US military assets in Iraq are spread copiously across the north, the west and the center – 14 military posts in all. Half are air bases, the biggest being Ayn Al-Assad, in the western Iraqi province of Anbar and Habaniyah, west of Baghdad. Another two US air facilities are located at Baghdad international airport and Mansuriya in the eastern Diyala governorate bordering on Iran. This is the southernmost point of the US military spread in Iraq. The US maintains warplanes at two additional sites at Irbil and Dahuk in the semiautonomous Kurdish republic in the north, and a seventh at Balad in central Iraq.

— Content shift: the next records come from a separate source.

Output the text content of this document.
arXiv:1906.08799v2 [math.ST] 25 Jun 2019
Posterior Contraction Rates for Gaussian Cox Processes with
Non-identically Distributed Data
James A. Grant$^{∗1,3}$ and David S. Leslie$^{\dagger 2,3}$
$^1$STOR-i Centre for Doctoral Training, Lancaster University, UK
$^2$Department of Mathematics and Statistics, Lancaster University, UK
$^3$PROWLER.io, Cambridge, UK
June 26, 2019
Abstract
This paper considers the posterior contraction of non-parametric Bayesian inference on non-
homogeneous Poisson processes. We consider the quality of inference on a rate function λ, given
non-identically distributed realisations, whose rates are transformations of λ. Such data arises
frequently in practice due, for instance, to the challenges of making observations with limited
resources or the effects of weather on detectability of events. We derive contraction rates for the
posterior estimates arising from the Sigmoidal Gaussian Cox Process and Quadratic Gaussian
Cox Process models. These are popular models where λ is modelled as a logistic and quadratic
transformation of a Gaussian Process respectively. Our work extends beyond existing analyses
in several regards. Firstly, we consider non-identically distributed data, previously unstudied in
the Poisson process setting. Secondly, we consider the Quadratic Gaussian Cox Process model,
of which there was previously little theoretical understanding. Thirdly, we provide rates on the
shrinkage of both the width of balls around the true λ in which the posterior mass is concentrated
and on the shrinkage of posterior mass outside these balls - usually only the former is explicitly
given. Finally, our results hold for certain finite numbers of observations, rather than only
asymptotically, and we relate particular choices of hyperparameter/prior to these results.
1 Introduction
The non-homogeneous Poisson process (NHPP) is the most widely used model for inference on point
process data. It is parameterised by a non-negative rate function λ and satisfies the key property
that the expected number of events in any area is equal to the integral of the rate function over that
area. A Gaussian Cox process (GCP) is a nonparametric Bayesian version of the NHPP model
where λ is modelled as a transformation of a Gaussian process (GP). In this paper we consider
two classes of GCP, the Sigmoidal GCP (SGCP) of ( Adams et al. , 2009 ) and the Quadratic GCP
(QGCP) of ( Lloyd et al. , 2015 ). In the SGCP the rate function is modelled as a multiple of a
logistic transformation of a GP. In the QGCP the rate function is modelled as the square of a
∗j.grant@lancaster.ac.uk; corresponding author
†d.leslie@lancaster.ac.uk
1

The US also maintains troops in Sulaymaniya, another KRG city, and at two camps near Mosul – Qayyara and Hamam Al-Alil, as well as the oil city of Kirkuk and Rabia, which sits on Iraq’s northern border with Syria and is ruled by the Shamar Arab tribe.
Two more bases are worth noting: Halabja, 240km northeast of Baghdad and the town of Tikrit in central Iraq.
To keep enough bases in place to stop the spillover of Russian influence into areas north of Baghdad, the Trump administration may have to resurrect its alliance with the Kurds of northern Iraq, after jilting them four months ago when the PMU militia coalition defeated the Kurdish Peshmerga army and overran the Kirkuk region. US troops maintain a base in the oil city and are well placed for preventing its fall to the pro-Iranian PMU.